One of the site’s appeals is that it attracts women who are similarly strong willed and remarkable. Kera — who first learned about the site in 2002 when she was googling “suicide” (“It’s not as bad as it sounds. I was actually writing a paper about depression in young girls”) — really believes that SuicideGirls has solidified a new feminine archetype. “Everyone there is exceptional about something, and they’re all very confident about it,” she explains. “There’s this feminine tradition that you have to undermine the exceptional aspects of your personality because they’ll threaten the guy you want to seduce and marry you — or because it’s just not attractive to be exceptional in any one way . . . The girls who model for the site refuse that.”
Despite that high level of confidence, only one local SG interviewed for this article has told her parents she’s naked on the Internet. It wasn’t Kera. “I was raised in the feminist movement — taught about sexuality and taught to never feel ashamed about who I am,” the poet-in-training says, citing her feminine role models as painter Frida Kahlo and Bettie Page. Still, Kera thinks her mother wouldn’t be pleased with her choice. “My mom’s very liberal and she’s a feminist, but I think she’d be upset because she would think that I’m demeaning myself. She also wants me to go into politics. I have no interest in going into politics, but she thinks I would make a good politician.”
Nor was it Sid. “My mom is an ultraconservative Catholic woman, so I didn’t want her to think that I’m committing some kind of sin,” says Sid. Nonetheless, Sid self-shot her first set during Christmas break in her Rhode Island bedroom while her unsuspecting mother was home. If her mother finds out, Sid figures, “I’ll just look at her and tell her that I’m old enough to make my own decisions. None of the stuff that I’m doing is more pornographic than artistic: I’m not the girl with the spread-eagle vibrator shots.”
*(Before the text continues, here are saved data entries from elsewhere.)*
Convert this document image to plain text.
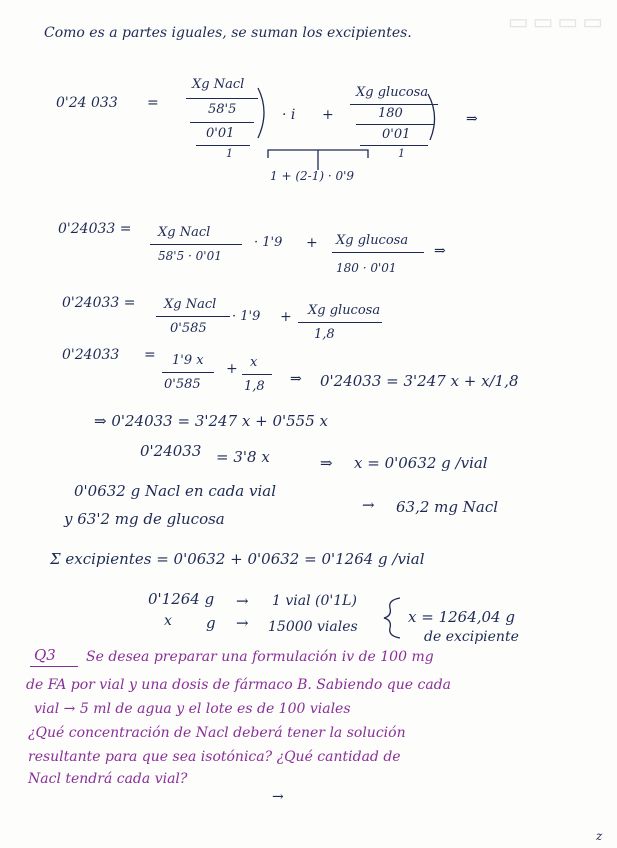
▭▭▭▭
Como es a partes iguales, se suman los excipientes.
0'24 033 =
Xg Nacl
58'5
0'01
1
· i +
Xg glucosa
180
0'01
1
⇒
1 + (2-1) · 0'9
0'24033 = Xg Nacl
58'5 · 0'01
· 1'9 + Xg glucosa
180 · 0'01
⇒
0'24033 = Xg Nacl
0'585
· 1'9 + Xg glucosa
1,8
0'24033 = 1'9 x
0'585
+ x
1,8 ⇒ 0'24033 = 3'247 x + x/1,8
⇒ 0'24033 = 3'247 x + 0'555 x
0'24033 = 3'8 x	⇒ x = 0'0632 g /vial
0'0632 g Nacl en cada vial
→ 63,2 mg Nacl
y 63'2 mg de glucosa
Σ excipientes = 0'0632 + 0'0632 = 0'1264 g /vial
0'1264 g → 1 vial (0'1L)
x g → 15000 viales
x = 1264,04 g
de excipiente
Q3 Se desea preparar una formulación iv de 100 mg
de FA por vial y una dosis de fármaco B. Sabiendo que cada
vial → 5 ml de agua y el lote es de 100 viales
¿Qué concentración de Nacl deberá tener la solución
resultante para que sea isotónica? ¿Qué cantidad de
Nacl tendrá cada vial?
→
z
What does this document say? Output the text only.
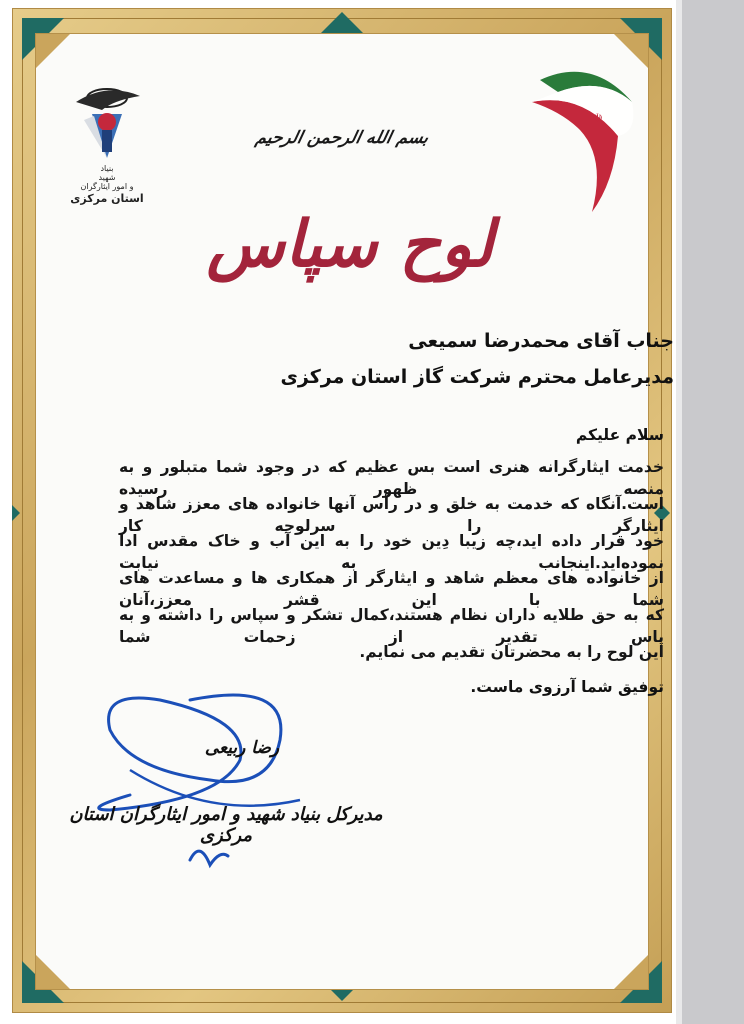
بنیاد
شهید
و امور ایثارگران
استان مرکزی
☫
بسم الله الرحمن الرحیم
لوح سپاس
جناب آقای محمدرضا سمیعی
مدیرعامل محترم شرکت گاز استان مرکزی
سلام علیکم
خدمت ایثارگرانه هنری است بس عظیم که در وجود شما متبلور و به منصه ظهور رسیده
است.آنگاه که خدمت به خلق و در رأس آنها خانواده های معزز شاهد و ایثارگر را سرلوحه کار
خود قرار داده اید،چه زیبا دِین خود را به این آب و خاک مقدس ادا نموده‌اید.اینجانب به نیابت
از خانواده های معظم شاهد و ایثارگر از همکاری ها و مساعدت های شما با این قشر معزز،آنان
که به حق طلایه داران نظام هستند،کمال تشکر و سپاس را داشته و به پاس تقدیر از زحمات شما
این لوح را به محضرتان تقدیم می نمایم.
توفیق شما آرزوی ماست.
رضا ربیعی
مدیرکل بنیاد شهید و امور ایثارگران استان مرکزی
It’s Bailey whose mom knows. And she found out by accident. “She asked me if I wasn’t loved enough as a child,” remembers Bailey. “And then she didn’t want to talk about it anymore.”
The old-school
Bailey Maxwell is SGBoston’s badass doyenne. A Miranda July–type with a tiny shamrock tattooed on her lower neck, the Dorchester resident was one of only 30-some SuicideGirls in 2002 and Boston’s debut nude model. She was also the first local SG with a journal, the first to interact with the site’s members, and the first local girl with enough history to refuse to take “Suicide” as her SG last name.
“I take a lot of pride in being the first Boston girl,” Bailey says one Sunday evening over a beer and nachos at Redbones, the Davis Square barbeque joint listed as a “vice” in her SG profile. “I kinda started it. That makes me sound so pretentious, but I have a lot of pride in being from Boston.” She does have the townie phrase WICKED PISSAH inked across her sternum. “I want people to remember.”